Mentre si rigirava lentamente e strofinava nell’erba la coperta distesa sotto la tenda, andava soppesando il vantaggio degli austriaci che conoscevano meglio dei piemontesi il territorio lombardo e quindi le condizioni del terreno, nonostante le rassicurazioni del comandante Mollard.
Figlio cadetto del conte Lagutaine, Augusto era stato avviato al mestiere delle armi dal nonno materno, legato ai Savoia da vincoli di parentela.
Il lustro offerto dalla carriera militare doveva essere conquistato, secondo le direttive dell'avo, solo attraverso una gavetta rigorosamente spartana che ne avrebbe comprovato il valore.
Sotto la tenda dell’acquartieramento, la notte tra il 23 e il 24 giugno 1859, Augusto Lagutaine, tredicesimo Pinerolo, si chiedeva se sarebbe sopravvissuto al fuoco di fila e se qualche baionetta austriaca avrebbe trapassato le sue carni, rendendone impossibile la ricucitura.

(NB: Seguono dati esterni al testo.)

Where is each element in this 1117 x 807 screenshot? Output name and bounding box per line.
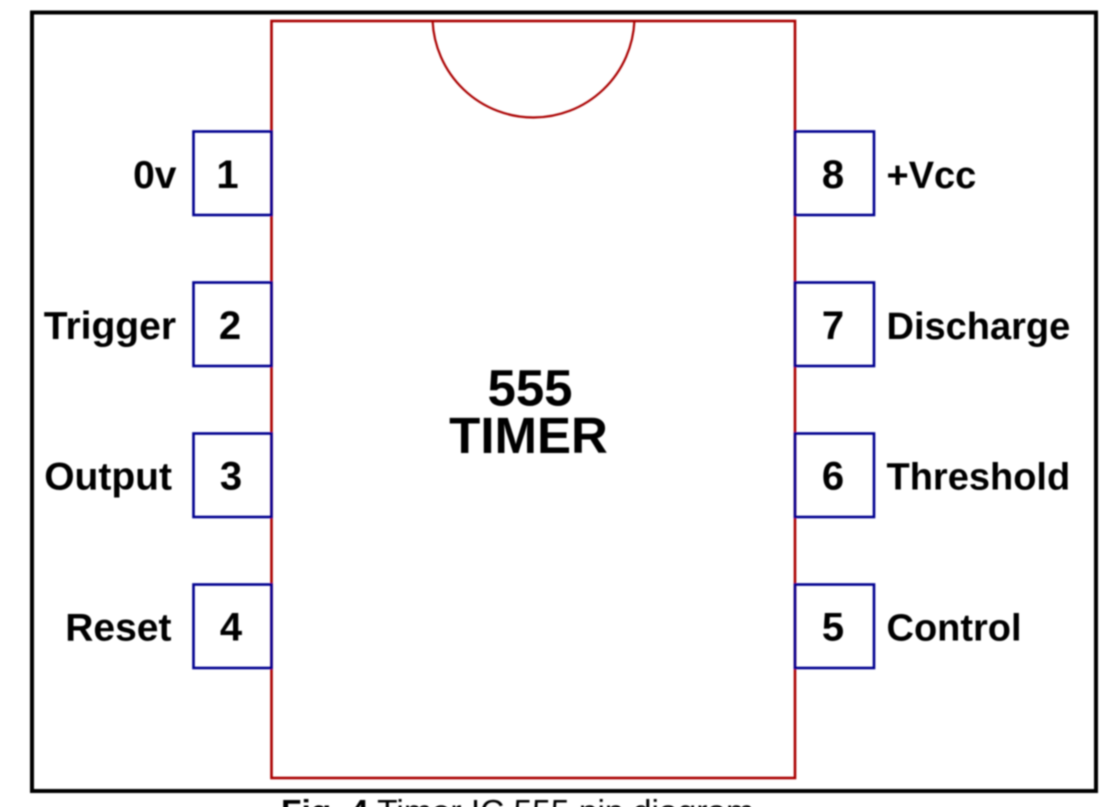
svg-text:6: 6 [822,455,844,499]
svg-text:8: 8 [822,153,844,197]
svg-text:4: 4 [220,606,243,650]
svg-text:2: 2 [219,304,241,348]
svg-text:Reset: Reset [65,607,171,650]
svg-text:TIMER: TIMER [449,407,608,464]
svg-text:+Vcc: +Vcc [887,155,977,197]
svg-text:Trigger: Trigger [44,305,176,348]
svg-text:Fig. 4 Timer IC 555 pin diagra: Fig. 4 Timer IC 555 pin diagram [281,794,754,807]
svg-text:Output: Output [44,456,172,499]
svg-text:Discharge: Discharge [887,306,1071,348]
svg-text:0v: 0v [133,154,177,197]
svg-text:3: 3 [220,455,242,499]
svg-text:Threshold: Threshold [887,457,1071,499]
svg-text:Control: Control [887,608,1022,650]
svg-text:1: 1 [216,153,238,197]
svg-text:7: 7 [822,304,844,348]
svg-text:5: 5 [822,606,844,650]
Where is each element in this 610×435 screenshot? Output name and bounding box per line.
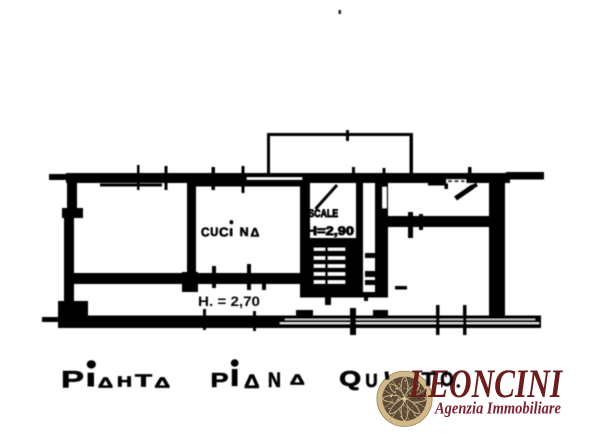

Nel breve lasso di tempo in cui riuscì a prender sonno, appoggiando la testa sulla cassa di legno dello zaino ricoperto di pelle e tenendo il bonetto sul viso per oscurare le prime luci dell’alba, Augusto Lagutaine sognò. Sognò la sciabola leggermente ricurva di Mollard che indicava la posizione di comando per la fanteria. Sognò che caricava il fucile spingendo la bacchetta nella canna. Sognò di marciare sul terreno sconnesso della campagna circostante dalla quale si levava la polvere. Sognò che avanzava. E improvviso, come spuntato dal nulla, compariva con le sue divise bianche l’esercito austriaco che apriva il fuoco contro le uniformi blu.
Fu in quel momento che Augusto si risvegliò con un fortissimo dolore all’addome e la subitanea certezza che non sarebbe stato in grado di far fronte a una battaglia.
La gastroenterite acuta cui si accompagnava il gonfiore dolorante, prodotto dalla slogatura della caviglia, l’avrebbe costretto al riposo.
Il conte Augusto Lagutaine, che era uscito fortunosamente indenne dallo scontro di Palestro, avrebbe affrontato una delle battaglie più cruente della storia, rimanendo, col disdoro del nonno materno, adagiato in una lettiga sotto la tenda dell'assistenza sanitaria in località S. Martino: la gloria della famiglia si scioglieva nei liquidi che il corpo del fante non riusciva a trattenere, comprese le lacrime.
E se, in seguito, il medico e il cappellano che lo avevano assistito dissero che le lacrime erano dovute al rammarico del soldato che non aveva potuto onorare i propri obblighi, Augusto Lagutaine, consapevole della verità, pensava che la vergogna dei familiari era niente di fronte all' esultanza che provava per essere scampato alla carneficina.